In July last year, KazAtomProm signed a contract with India's Department of Atomic Energy (DAE) to supply 5000 tonnes of uranium over the following four years.
The contract was signed by Zhumagaliyev and DAE head Anil Shrivastava during a meeting between Nazarbayev and Indian prime minister Narendra Modi in Astana.

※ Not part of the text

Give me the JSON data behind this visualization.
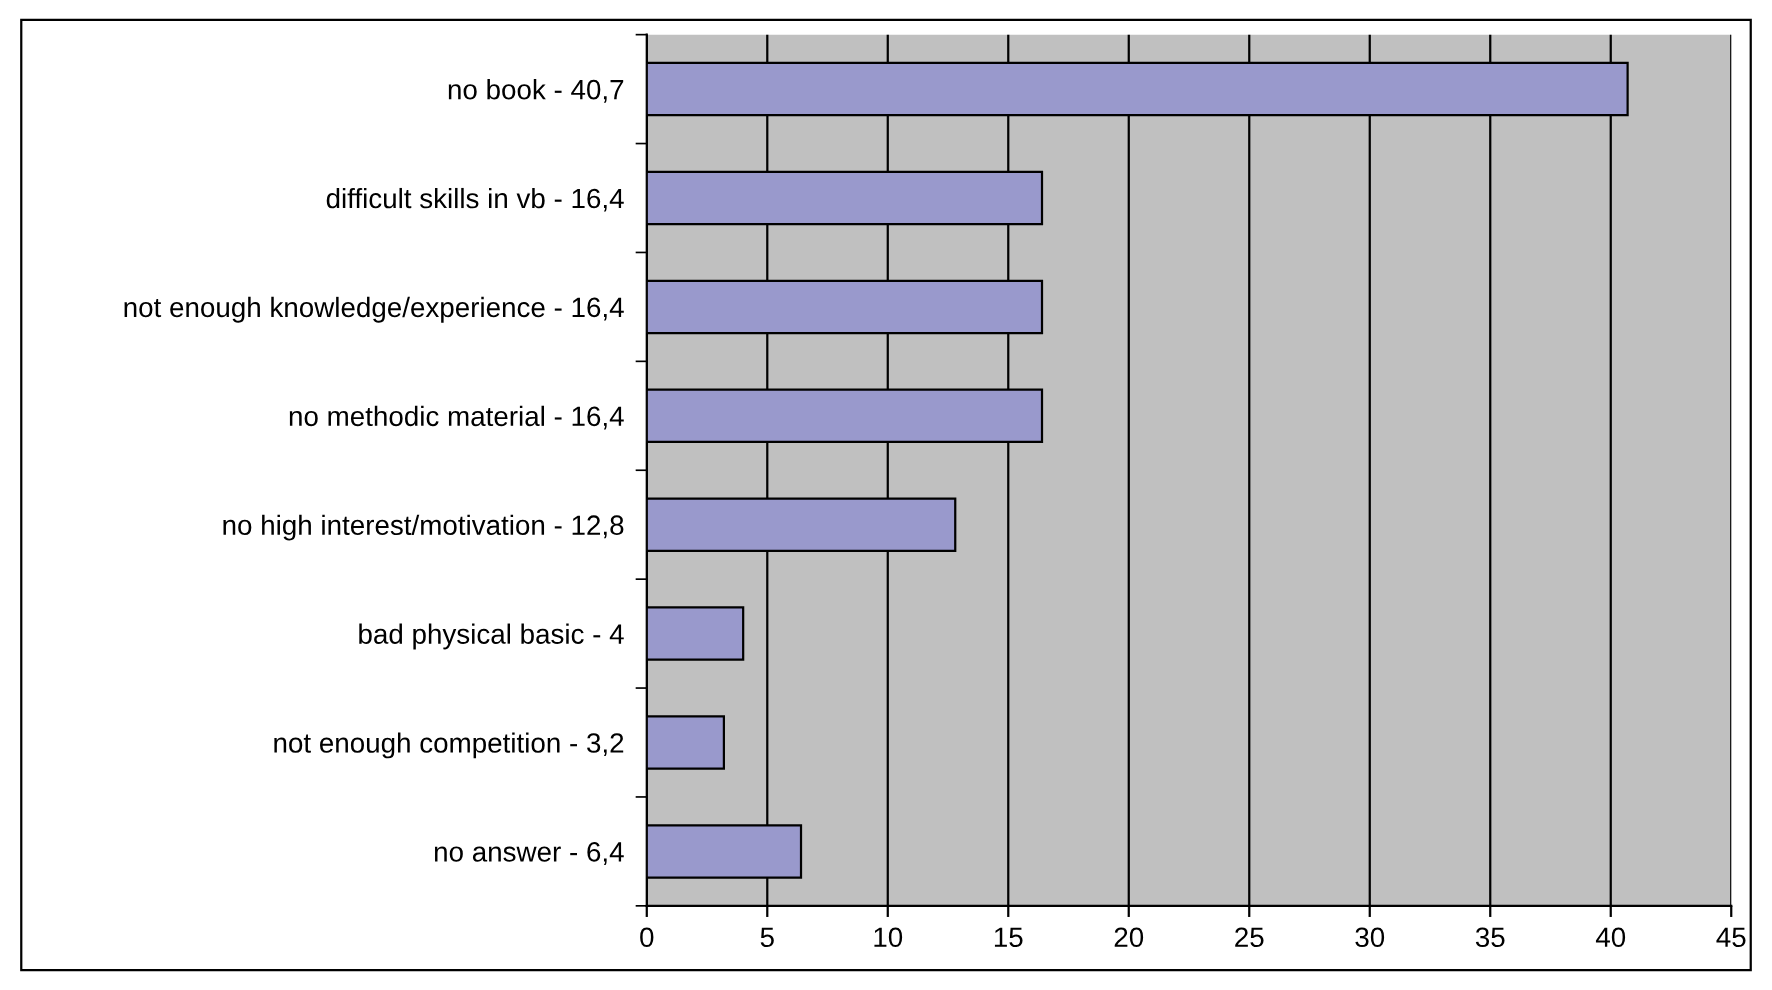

In October the same year, KazAtomProm said it plans to follow the example of other major uranium mining companies and create a trading subsidiary. This plan, it said, is part of its "transformation" strategy.
Umirzak Shukeyev, chairman of Kazakhstan's sovereign wealth fund, said the key objectives of the strategy include "trebling the company's value" by 2025. Samruk-Kazyna, which is KazAtomProm's sole shareholder, was launched in 2008 to modernize Kazakhstan's economy and help attract foreign investors. It has influence over hundreds of state companies in the country, including KazAtomProm and KazMunayGaz.
Zhumagaliyev added that the company plans "to become the leading supplier of natural uranium on the world market, to diversify production at the front end of the nuclear fuel cycle, in particular, to start production of fuel assemblies".
"A lot of attention will be paid as part of the transformation to strengthening [KazAtomProm's] marketing operations," Zhumagaliyev said.
At the Symposium last week, Zhumagaliyev stressed the importance of KazAtomProm's transformation, adding that he had held a series of working meetings at the event with the CEOs of "major industry companies" and had "discussed issues of further cooperation".
This year, about 600 delegates from 35 countries participated in the Symposium.